Sriram talked about discussion 614 during the Akash Steering Committee meeting on June 27th, 2024.

The video can be found here, starting at the 24 minute mark: June 27th, 2024 Akash Network Steering Committee Monthly Meeting Video Recording

You can catch up on all past Akash Steering Committee meetings here.

0 replies

anilmurty · 2024-07-03T15:59:53Z

anilmurty
Jul 3, 2024
Maintainer

Thank you for writing this incredibly important proposal that adds a great amount of value to Akash Network by solving one of the harder challenges in growing the only fully permissionless network as well as enabling onchain incentives.

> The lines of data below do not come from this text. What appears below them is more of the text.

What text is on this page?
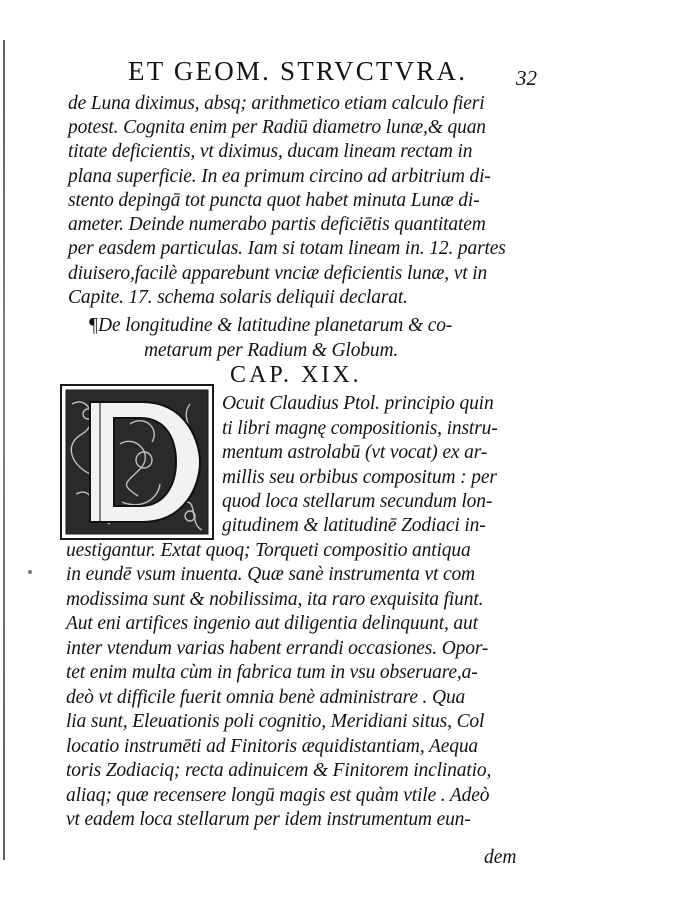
ET GEOM. STRVCTVRA. 32
de Luna diximus, absq; arithmetico etiam calculo fieri
potest. Cognita enim per Radiū diametro lunæ,& quan
titate deficientis, vt diximus, ducam lineam rectam in
plana superficie. In ea primum circino ad arbitrium di-
stento depingā tot puncta quot habet minuta Lunæ di-
ameter. Deinde numerabo partis deficiētis quantitatem
per easdem particulas. Iam si totam lineam in. 12. partes
diuisero,facilè apparebunt vnciæ deficientis lunæ, vt in
Capite. 17. schema solaris deliquii declarat.
¶De longitudine & latitudine planetarum & co-
metarum per Radium & Globum.
CAP. XIX.
Ocuit Claudius Ptol. principio quin
ti libri magnę compositionis, instru-
mentum astrolabū (vt vocat) ex ar-
millis seu orbibus compositum : per
quod loca stellarum secundum lon-
gitudinem & latitudinē Zodiaci in-
uestigantur. Extat quoq; Torqueti compositio antiqua
in eundē vsum inuenta. Quæ sanè instrumenta vt com
modissima sunt & nobilissima, ita raro exquisita fiunt.
Aut eni artifices ingenio aut diligentia delinquunt, aut
inter vtendum varias habent errandi occasiones. Opor-
tet enim multa cùm in fabrica tum in vsu obseruare,a-
deò vt difficile fuerit omnia benè administrare . Qua
lia sunt, Eleuationis poli cognitio, Meridiani situs, Col
locatio instrumēti ad Finitoris æquidistantiam, Aequa
toris Zodiaciq; recta adinuicem & Finitorem inclinatio,
aliaq; quæ recensere longū magis est quàm vtile . Adeò
vt eadem loca stellarum per idem instrumentum eun-
dem
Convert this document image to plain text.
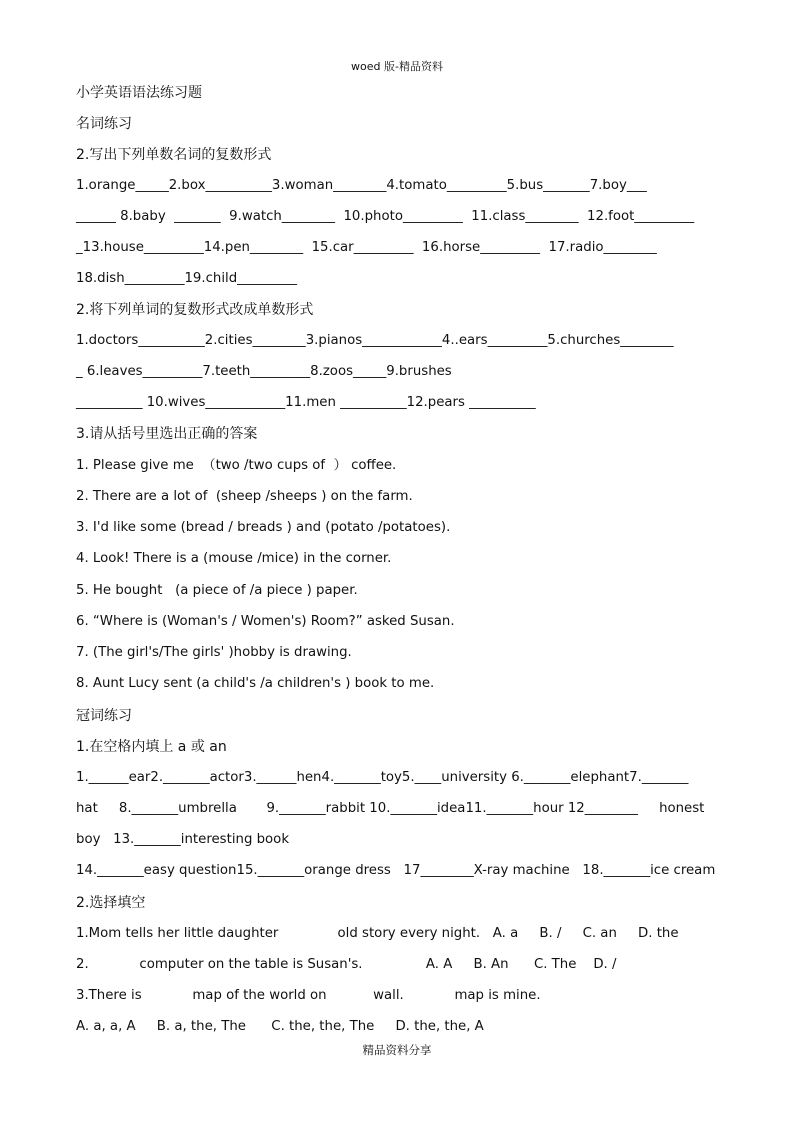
woed 版-精品资料
小学英语语法练习题
名词练习
2.写出下列单数名词的复数形式
1.orange_____2.box__________3.woman________4.tomato_________5.bus_______7.boy___
______ 8.baby  _______  9.watch________  10.photo_________  11.class________  12.foot_________
_13.house_________14.pen________  15.car_________  16.horse_________  17.radio________
18.dish_________19.child_________
2.将下列单词的复数形式改成单数形式
1.doctors__________2.cities________3.pianos____________4..ears_________5.churches________
_ 6.leaves_________7.teeth_________8.zoos_____9.brushes
__________ 10.wives____________11.men __________12.pears __________
3.请从括号里选出正确的答案
1. Please give me  （two /two cups of  ） coffee.
2. There are a lot of  (sheep /sheeps ) on the farm.
3. I'd like some (bread / breads ) and (potato /potatoes).
4. Look! There is a (mouse /mice) in the corner.
5. He bought   (a piece of /a piece ) paper.
6. “Where is (Woman's / Women's) Room?” asked Susan.
7. (The girl's/The girls' )hobby is drawing.
8. Aunt Lucy sent (a child's /a children's ) book to me.
冠词练习
1.在空格内填上 a 或 an
1.______ear2._______actor3.______hen4._______toy5.____university 6._______elephant7._______
hat     8._______umbrella       9._______rabbit 10._______idea11._______hour 12________     honest
boy   13._______interesting book
14._______easy question15._______orange dress   17________X-ray machine   18._______ice cream
2.选择填空
1.Mom tells her little daughter              old story every night.   A. a     B. /     C. an     D. the
2.            computer on the table is Susan's.               A. A     B. An      C. The    D. /
3.There is            map of the world on           wall.            map is mine.
A. a, a, A     B. a, the, The      C. the, the, The     D. the, the, A
精品资料分享
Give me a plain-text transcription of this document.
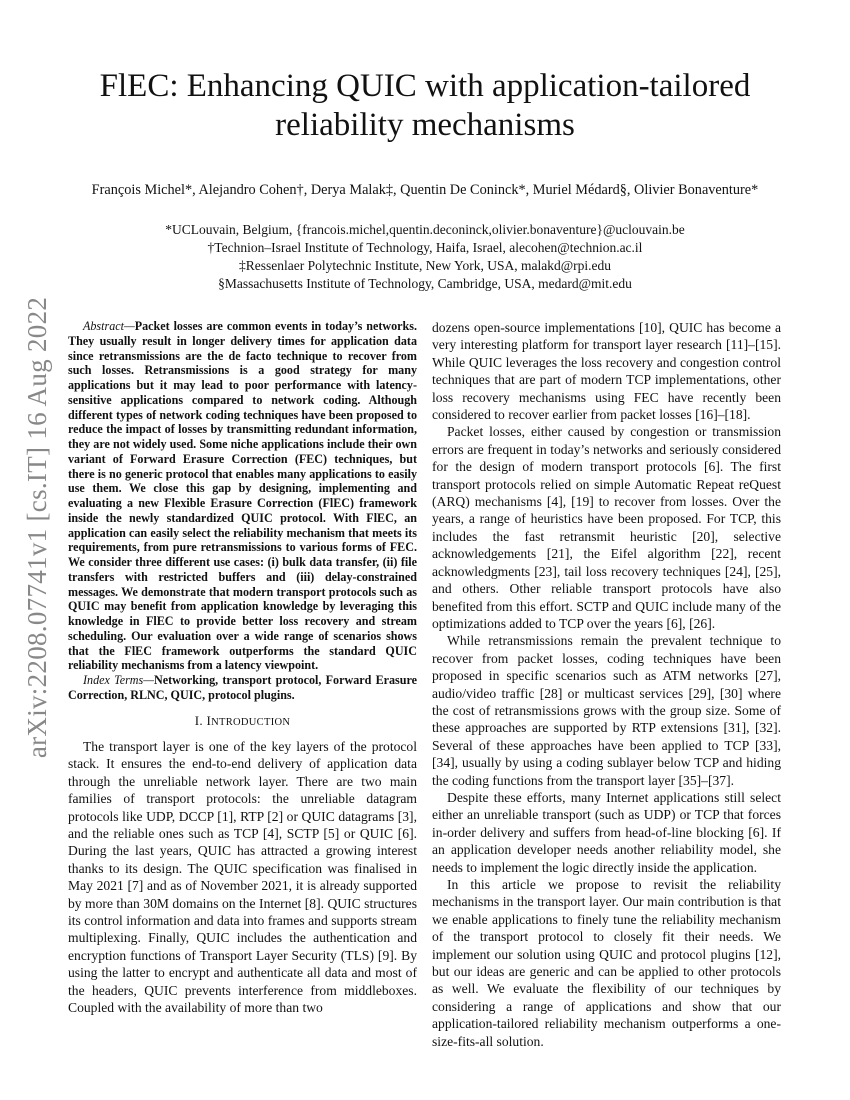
arXiv:2208.07741v1 [cs.IT] 16 Aug 2022
FlEC: Enhancing QUIC with application-tailored reliability mechanisms
François Michel*, Alejandro Cohen†, Derya Malak‡, Quentin De Coninck*, Muriel Médard§, Olivier Bonaventure*
*UCLouvain, Belgium, {francois.michel,quentin.deconinck,olivier.bonaventure}@uclouvain.be
†Technion–Israel Institute of Technology, Haifa, Israel, alecohen@technion.ac.il
‡Ressenlaer Polytechnic Institute, New York, USA, malakd@rpi.edu
§Massachusetts Institute of Technology, Cambridge, USA, medard@mit.edu

Abstract—Packet losses are common events in today’s networks. They usually result in longer delivery times for application data since retransmissions are the de facto technique to recover from such losses. Retransmissions is a good strategy for many applications but it may lead to poor performance with latency-sensitive applications compared to network coding. Although different types of network coding techniques have been proposed to reduce the impact of losses by transmitting redundant information, they are not widely used. Some niche applications include their own variant of Forward Erasure Correction (FEC) techniques, but there is no generic protocol that enables many applications to easily use them. We close this gap by designing, implementing and evaluating a new Flexible Erasure Correction (FlEC) framework inside the newly standardized QUIC protocol. With FlEC, an application can easily select the reliability mechanism that meets its requirements, from pure retransmissions to various forms of FEC. We consider three different use cases: (i) bulk data transfer, (ii) file transfers with restricted buffers and (iii) delay-constrained messages. We demonstrate that modern transport protocols such as QUIC may benefit from application knowledge by leveraging this knowledge in FlEC to provide better loss recovery and stream scheduling. Our evaluation over a wide range of scenarios shows that the FlEC framework outperforms the standard QUIC reliability mechanisms from a latency viewpoint.

Index Terms—Networking, transport protocol, Forward Erasure Correction, RLNC, QUIC, protocol plugins.

I. INTRODUCTION

The transport layer is one of the key layers of the protocol stack. It ensures the end-to-end delivery of application data through the unreliable network layer. There are two main families of transport protocols: the unreliable datagram protocols like UDP, DCCP [1], RTP [2] or QUIC datagrams [3], and the reliable ones such as TCP [4], SCTP [5] or QUIC [6]. During the last years, QUIC has attracted a growing interest thanks to its design. The QUIC specification was finalised in May 2021 [7] and as of November 2021, it is already supported by more than 30M domains on the Internet [8]. QUIC structures its control information and data into frames and supports stream multiplexing. Finally, QUIC includes the authentication and encryption functions of Transport Layer Security (TLS) [9]. By using the latter to encrypt and authenticate all data and most of the headers, QUIC prevents interference from middleboxes. Coupled with the availability of more than two

dozens open-source implementations [10], QUIC has become a very interesting platform for transport layer research [11]–[15]. While QUIC leverages the loss recovery and congestion control techniques that are part of modern TCP implementations, other loss recovery mechanisms using FEC have recently been considered to recover earlier from packet losses [16]–[18].

Packet losses, either caused by congestion or transmission errors are frequent in today’s networks and seriously considered for the design of modern transport protocols [6]. The first transport protocols relied on simple Automatic Repeat reQuest (ARQ) mechanisms [4], [19] to recover from losses. Over the years, a range of heuristics have been proposed. For TCP, this includes the fast retransmit heuristic [20], selective acknowledgements [21], the Eifel algorithm [22], recent acknowledgments [23], tail loss recovery techniques [24], [25], and others. Other reliable transport protocols have also benefited from this effort. SCTP and QUIC include many of the optimizations added to TCP over the years [6], [26].

While retransmissions remain the prevalent technique to recover from packet losses, coding techniques have been proposed in specific scenarios such as ATM networks [27], audio/video traffic [28] or multicast services [29], [30] where the cost of retransmissions grows with the group size. Some of these approaches are supported by RTP extensions [31], [32]. Several of these approaches have been applied to TCP [33], [34], usually by using a coding sublayer below TCP and hiding the coding functions from the transport layer [35]–[37].

Despite these efforts, many Internet applications still select either an unreliable transport (such as UDP) or TCP that forces in-order delivery and suffers from head-of-line blocking [6]. If an application developer needs another reliability model, she needs to implement the logic directly inside the application.

In this article we propose to revisit the reliability mechanisms in the transport layer. Our main contribution is that we enable applications to finely tune the reliability mechanism of the transport protocol to closely fit their needs. We implement our solution using QUIC and protocol plugins [12], but our ideas are generic and can be applied to other protocols as well. We evaluate the flexibility of our techniques by considering a range of applications and show that our application-tailored reliability mechanism outperforms a one-size-fits-all solution.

As @brewsterdrinkwater mentioned above - this was presented and discussed at the last Steering Comittee meeting with support from everyone there. As such, the core team (at OCL) will be working with @sriramvish to get this proposal Onchain for a formal vote, in the next day or two

0 replies

31trainman · 2024-07-04T15:05:01Z

31trainman
Jul 4, 2024

I'm working on something similar with Naoris protocol. I'd be very interested in talking with you on discord. My discord is 31trainman.

0 replies

instafinanzas · 2024-07-06T15:04:04Z

instafinanzas
Jul 6, 2024

Thanks for stepping in and sharing, I still need to catch up with the last steering committee call recording, however, this text proposal looks solid and the benefits this would bring to Akash network are clear: reducing abuse within the Akash network through verifiable provisioning of hardware

0 replies

88plug · 2024-07-08T17:20:12Z

88plug
Jul 8, 2024

I do not think this is the proper way to approach verifiable compute for the Akash network. There is a much simpler and economical solution which also has already been tested and produced very good results. There is an existing benchmarking API which simply needs funding for 24/7/365 operation that can easily check all providers on the network. Additionally I do not think there is any value in a 3rd party USB key that plugs into anything. If you run a provider and learn how Kubernetes works, this is not a reasonable solution at scale. Your plan also requires paying your tuition and hiring graduate students to "research" solutions, I do not think community funds should be used for this and instead should be used for builders who have working solutions (functional POC and beyond) and deep familiarity with the Akash network. Your budget does not make sense and is unreasonable.

$96,216 in Tuition and "Research Assistants"

Other - Tuition | Use "Other" General Cost in SmartForm. |   |   |   | 29,016

Graduate Research Assistant | Grad Student | 33,600
-- | -- | --
Graduate Research Assistant | Grad Student | 33,600

$52,907 "indirect costs" with no explanation.

Total Indirect Costs |   |   | 52,907
-- | -- | -- | --

$75k for Akash hardware - no explanation or rational behind this amount in your proposal.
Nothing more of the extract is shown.